I was learning Linux memory management recently, now I am stopped by the paging mechanism.

As with Regular Paging for 32-bit processors, why page directory entries (32 bits in total) need 20 bits to indicate 2^10 Page Tables? I think 10-bits is just enough and no waste. What is wrong with my understanding?

Thank you.

Answer 1

For a 32-bit processor, it will generate 32-bit address.

If an address generated is 32-bit then, addressable memory is 4GB.(As 2^32 = 4GB)

Now, both page table and page directory reside on memory within a single page.

Also, page size is 4kB.

And in page directory and page table, entries always point to border or edge of page table and page directory respectively.

If you divide 4G(1G=2^30) by 4k(1k = 2^10), you'll get 2^20

That is we need 20bits to access all of 4kb chunks within 4GB memory or maximum addressable memory.

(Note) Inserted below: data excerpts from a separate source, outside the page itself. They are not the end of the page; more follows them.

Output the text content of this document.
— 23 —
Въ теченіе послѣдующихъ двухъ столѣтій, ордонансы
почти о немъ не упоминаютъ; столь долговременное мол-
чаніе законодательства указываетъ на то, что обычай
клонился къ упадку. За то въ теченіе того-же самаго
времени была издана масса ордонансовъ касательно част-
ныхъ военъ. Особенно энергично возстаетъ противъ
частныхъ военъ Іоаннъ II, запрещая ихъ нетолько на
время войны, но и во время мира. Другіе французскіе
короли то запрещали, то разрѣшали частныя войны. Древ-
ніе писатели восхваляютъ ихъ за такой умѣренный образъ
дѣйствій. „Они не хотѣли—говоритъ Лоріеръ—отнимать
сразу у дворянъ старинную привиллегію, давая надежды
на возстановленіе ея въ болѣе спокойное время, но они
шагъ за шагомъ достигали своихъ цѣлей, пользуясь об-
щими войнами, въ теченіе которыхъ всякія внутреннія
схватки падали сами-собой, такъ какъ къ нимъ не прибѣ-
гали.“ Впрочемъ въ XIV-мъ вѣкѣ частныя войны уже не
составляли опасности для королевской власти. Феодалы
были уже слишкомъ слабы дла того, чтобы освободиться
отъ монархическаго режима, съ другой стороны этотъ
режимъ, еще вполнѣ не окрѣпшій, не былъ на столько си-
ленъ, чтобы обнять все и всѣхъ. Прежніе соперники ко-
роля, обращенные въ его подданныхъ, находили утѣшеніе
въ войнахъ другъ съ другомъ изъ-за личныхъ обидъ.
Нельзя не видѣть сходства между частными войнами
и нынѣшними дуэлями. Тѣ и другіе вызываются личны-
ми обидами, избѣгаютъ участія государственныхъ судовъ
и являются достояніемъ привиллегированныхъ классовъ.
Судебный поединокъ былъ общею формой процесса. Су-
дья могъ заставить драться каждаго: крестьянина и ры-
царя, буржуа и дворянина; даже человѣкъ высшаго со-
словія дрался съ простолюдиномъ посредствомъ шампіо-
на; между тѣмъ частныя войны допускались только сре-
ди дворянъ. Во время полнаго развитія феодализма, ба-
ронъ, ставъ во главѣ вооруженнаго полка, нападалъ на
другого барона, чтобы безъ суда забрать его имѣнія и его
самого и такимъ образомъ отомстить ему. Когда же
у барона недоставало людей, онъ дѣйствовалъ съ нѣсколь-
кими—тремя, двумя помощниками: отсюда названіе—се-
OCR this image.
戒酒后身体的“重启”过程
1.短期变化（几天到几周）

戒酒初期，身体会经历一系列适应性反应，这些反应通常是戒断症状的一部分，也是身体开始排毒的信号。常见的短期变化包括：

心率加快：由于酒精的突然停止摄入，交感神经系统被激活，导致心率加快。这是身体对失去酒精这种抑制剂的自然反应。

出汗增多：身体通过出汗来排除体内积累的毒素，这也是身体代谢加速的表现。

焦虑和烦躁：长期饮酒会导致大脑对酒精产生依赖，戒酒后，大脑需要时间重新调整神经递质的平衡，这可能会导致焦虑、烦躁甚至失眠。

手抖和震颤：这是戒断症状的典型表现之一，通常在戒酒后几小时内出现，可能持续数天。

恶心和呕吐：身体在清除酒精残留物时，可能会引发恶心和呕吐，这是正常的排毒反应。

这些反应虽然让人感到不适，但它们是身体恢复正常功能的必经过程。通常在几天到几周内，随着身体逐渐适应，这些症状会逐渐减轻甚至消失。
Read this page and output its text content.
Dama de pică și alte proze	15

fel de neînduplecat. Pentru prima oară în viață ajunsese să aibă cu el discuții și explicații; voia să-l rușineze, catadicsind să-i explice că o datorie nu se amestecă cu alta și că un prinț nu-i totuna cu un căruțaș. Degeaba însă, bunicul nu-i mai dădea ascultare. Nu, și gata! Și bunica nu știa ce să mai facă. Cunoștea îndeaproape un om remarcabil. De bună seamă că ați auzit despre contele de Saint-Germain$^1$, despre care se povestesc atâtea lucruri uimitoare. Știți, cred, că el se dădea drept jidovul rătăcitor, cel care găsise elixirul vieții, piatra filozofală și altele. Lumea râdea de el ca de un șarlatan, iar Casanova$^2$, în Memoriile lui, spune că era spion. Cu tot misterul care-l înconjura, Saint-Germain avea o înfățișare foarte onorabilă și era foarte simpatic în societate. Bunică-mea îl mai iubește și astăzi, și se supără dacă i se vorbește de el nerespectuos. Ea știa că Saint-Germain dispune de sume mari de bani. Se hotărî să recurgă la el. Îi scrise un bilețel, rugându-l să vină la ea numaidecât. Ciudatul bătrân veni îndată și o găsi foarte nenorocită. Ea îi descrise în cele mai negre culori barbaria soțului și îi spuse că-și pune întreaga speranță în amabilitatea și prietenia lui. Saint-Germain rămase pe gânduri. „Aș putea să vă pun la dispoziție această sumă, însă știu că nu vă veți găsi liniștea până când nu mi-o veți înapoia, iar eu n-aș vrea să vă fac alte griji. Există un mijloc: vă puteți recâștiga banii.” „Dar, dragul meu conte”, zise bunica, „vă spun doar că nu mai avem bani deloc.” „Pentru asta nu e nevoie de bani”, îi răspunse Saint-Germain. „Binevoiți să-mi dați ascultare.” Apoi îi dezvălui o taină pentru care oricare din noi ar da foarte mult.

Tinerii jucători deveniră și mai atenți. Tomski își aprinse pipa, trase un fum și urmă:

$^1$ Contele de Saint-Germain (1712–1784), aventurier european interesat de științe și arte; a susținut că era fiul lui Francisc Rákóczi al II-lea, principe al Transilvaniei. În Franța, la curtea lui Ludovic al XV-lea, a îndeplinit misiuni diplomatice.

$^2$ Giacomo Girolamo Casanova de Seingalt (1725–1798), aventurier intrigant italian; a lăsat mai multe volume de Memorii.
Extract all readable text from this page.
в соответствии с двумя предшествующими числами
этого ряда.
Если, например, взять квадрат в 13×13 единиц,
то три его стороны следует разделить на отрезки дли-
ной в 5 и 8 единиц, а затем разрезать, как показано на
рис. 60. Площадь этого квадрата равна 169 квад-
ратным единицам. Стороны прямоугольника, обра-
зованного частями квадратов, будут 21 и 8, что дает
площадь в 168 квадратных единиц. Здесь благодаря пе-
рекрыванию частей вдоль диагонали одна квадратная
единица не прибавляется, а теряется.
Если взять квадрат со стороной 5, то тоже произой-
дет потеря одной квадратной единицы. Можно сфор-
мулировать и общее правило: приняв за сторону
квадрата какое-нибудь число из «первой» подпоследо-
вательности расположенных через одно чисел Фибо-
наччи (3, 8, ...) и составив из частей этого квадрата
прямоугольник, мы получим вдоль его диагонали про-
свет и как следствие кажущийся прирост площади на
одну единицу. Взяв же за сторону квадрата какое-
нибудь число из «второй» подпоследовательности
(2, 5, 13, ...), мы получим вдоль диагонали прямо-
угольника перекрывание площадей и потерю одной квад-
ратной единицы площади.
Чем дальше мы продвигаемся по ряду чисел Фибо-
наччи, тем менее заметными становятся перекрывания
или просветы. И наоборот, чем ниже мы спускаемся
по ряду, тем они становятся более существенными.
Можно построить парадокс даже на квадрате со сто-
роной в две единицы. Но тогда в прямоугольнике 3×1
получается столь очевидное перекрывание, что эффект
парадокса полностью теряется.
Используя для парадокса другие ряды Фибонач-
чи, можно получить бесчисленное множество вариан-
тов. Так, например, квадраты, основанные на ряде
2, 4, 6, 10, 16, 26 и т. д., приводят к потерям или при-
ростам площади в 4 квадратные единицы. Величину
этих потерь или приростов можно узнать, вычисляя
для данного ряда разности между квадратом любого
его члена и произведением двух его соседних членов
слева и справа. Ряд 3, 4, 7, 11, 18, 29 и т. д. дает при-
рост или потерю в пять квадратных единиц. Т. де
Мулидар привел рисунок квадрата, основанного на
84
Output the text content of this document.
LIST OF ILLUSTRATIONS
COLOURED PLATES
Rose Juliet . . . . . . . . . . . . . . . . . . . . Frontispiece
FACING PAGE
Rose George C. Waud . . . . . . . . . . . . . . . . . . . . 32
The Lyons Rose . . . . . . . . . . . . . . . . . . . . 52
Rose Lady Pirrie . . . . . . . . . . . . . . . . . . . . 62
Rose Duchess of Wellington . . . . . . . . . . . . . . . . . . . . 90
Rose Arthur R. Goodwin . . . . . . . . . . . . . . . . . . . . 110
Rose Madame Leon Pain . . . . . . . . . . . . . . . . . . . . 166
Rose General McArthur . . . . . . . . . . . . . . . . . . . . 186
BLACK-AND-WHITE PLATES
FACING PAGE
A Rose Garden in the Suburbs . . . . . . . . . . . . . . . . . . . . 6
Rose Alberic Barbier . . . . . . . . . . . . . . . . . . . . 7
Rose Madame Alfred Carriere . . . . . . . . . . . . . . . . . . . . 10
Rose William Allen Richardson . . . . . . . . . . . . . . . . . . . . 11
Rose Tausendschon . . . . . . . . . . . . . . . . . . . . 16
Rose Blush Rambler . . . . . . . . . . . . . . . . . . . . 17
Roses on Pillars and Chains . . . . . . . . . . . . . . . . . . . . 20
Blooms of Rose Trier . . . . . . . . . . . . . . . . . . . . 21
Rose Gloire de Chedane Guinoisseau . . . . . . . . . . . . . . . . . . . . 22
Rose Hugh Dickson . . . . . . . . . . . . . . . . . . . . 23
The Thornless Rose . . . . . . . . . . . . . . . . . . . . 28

That is why, entries for page table and page directory are always 20-bits

Answer 2

Regular x86 uses 2 level pagetable, but i think the case is that they talk here about one-level page table ... So you have one huge structure with 2^20 entries, each entry associate virtual page address (mentioned 20 bits) with physical page address. Can you provide a link where have you found this picture?

Answer 3

A page has a size of 4096 bytes, i.e., 2^12 bytes.

This means that pages are aligned to a multiple of 4 KB, and that the address of a page is xxxxxxxxxxxxxxxxxxxx000000000000. In other words, a page address needs 12 bits less than the address bus size. For 32-bit addresses, this ends up being 20 bits.

A page directory entry has 32 bits, so 2^10 of them fit into a 4 KB page.